Vocalist was initially the first entry in Tokunaga's series of the same name, and so it's not terribly different from other the records in the cycle.
The flipside is that it does as good a job as any of showcasing the man's approach, so ascetic it becomes archetypal.
The album lives up to its name: its central point is Tokunaga's singing, with the rest being an afterthought, or so it may seem on the initial listen.
Tokunaga is not a vocal virtuoso, and he doesn't care for theatrics; his delivery is focused on emotion, and there he succeeds -- his voice, while not showy, is consistently pleasant and, at its best, captivating, his restraint producing a touching effect; sometimes he's almost weepy, but never melodramatic.
The songs themselves drift by about as fast as clouds on a windless day, Tokunaga supporting his singing mainly by simple piano melodies and delicate percussion: imagine the softest '80s jazz-tinged ballad, make it twice as mellow, and you're about there.
However, writing it off as restaurant Muzak wouldn't be fair: Tokunaga actually provides some interesting, if discreet, arrangements, propping up the vocal/piano combo with a saxophone on "Olivia Wo Kikinagara," and lush flourishes of strings on the opening track, adding some soft rock guitar on a couple of tunes, and, in one case, even pulling off a folk/new age type of sound ("Ihoujin").

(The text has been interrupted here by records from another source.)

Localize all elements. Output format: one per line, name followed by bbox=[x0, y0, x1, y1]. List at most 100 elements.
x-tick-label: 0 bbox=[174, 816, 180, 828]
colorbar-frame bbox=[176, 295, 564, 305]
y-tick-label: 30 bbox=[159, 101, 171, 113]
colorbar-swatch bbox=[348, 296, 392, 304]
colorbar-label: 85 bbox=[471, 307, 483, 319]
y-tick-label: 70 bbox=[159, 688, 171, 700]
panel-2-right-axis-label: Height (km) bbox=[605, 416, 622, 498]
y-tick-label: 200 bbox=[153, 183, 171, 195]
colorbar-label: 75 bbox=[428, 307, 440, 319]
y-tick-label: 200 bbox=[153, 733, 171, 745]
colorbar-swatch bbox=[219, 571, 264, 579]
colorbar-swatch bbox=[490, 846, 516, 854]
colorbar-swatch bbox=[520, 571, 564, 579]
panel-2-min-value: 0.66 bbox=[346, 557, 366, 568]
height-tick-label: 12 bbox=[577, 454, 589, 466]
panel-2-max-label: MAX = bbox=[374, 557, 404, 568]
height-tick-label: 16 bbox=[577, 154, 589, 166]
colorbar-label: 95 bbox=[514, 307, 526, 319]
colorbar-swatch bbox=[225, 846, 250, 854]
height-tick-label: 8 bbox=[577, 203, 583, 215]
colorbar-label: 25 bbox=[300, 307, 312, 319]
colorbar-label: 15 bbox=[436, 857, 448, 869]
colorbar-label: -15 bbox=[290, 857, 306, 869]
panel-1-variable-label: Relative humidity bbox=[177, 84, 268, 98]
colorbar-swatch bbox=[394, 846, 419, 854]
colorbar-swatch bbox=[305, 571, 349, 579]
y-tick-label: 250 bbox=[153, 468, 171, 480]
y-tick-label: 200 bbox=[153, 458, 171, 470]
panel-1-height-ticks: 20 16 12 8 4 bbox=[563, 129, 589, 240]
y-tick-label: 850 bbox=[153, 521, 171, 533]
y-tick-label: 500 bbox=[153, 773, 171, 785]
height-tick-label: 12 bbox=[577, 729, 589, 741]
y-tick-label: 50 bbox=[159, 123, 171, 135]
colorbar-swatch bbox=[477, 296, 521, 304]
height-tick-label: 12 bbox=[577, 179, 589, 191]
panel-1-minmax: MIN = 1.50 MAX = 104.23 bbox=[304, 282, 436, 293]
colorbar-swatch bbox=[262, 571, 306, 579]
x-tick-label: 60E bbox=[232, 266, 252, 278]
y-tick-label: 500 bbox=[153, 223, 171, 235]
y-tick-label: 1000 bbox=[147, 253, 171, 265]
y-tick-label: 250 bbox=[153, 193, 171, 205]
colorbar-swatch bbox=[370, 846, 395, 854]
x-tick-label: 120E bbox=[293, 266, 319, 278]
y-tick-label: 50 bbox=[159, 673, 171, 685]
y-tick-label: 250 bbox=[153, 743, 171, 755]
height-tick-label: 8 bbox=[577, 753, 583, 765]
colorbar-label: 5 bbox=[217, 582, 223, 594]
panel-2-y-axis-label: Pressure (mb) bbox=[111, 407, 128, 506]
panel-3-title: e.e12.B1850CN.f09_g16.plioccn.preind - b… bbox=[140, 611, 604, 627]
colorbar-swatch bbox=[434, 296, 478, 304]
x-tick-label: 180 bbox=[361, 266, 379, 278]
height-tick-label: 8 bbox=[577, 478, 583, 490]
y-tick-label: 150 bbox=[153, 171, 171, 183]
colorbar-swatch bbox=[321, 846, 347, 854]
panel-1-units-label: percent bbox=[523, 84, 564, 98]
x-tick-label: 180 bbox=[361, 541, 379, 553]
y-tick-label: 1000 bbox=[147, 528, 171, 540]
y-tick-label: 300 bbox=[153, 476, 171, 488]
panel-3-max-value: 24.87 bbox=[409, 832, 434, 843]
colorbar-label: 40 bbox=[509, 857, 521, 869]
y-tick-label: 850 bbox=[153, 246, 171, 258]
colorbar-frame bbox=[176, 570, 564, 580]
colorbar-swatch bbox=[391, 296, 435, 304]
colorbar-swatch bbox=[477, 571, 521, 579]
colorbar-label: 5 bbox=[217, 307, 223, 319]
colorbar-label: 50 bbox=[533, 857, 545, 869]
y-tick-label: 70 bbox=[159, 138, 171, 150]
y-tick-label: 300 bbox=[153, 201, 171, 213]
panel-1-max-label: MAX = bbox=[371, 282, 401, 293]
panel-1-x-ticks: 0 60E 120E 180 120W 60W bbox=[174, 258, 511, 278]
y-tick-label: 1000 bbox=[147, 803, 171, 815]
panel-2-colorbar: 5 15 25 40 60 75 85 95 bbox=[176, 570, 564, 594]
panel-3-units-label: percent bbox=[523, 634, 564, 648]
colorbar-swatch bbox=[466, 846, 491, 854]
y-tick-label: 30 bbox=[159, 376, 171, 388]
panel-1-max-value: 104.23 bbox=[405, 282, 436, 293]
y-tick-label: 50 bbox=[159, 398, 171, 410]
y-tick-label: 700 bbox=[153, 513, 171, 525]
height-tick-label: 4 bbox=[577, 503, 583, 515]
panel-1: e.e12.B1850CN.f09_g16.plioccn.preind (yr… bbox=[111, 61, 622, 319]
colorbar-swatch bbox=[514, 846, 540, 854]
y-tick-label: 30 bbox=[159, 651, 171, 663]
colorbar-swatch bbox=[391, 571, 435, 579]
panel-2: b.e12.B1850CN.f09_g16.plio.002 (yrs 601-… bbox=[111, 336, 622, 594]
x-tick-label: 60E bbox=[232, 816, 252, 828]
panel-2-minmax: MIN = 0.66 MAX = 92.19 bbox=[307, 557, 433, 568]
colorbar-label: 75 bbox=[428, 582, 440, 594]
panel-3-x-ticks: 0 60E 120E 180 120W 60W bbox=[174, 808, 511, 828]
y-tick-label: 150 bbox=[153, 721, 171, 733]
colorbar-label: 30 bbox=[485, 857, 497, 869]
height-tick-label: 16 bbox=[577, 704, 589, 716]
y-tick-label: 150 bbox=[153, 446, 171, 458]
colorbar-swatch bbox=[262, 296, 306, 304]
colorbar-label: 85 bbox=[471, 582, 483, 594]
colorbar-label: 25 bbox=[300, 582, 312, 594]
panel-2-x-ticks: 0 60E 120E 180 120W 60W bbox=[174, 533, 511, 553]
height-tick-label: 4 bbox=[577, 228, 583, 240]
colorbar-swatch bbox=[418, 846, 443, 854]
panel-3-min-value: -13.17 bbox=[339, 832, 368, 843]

That doesn't give Vocalist any big hooks, but neither was it supposed to: the goodness of this album is in its soothing quality and the evening-bar introspective mood it creates.
Sure, it's pieced together from stuff pioneered by others, from pop jazzmen to Michael Bolton, Phil Collins, and even Dire Straits, but Tokunaga has found his own way of telling the audience "it's gonna be alright" that's worth listening to.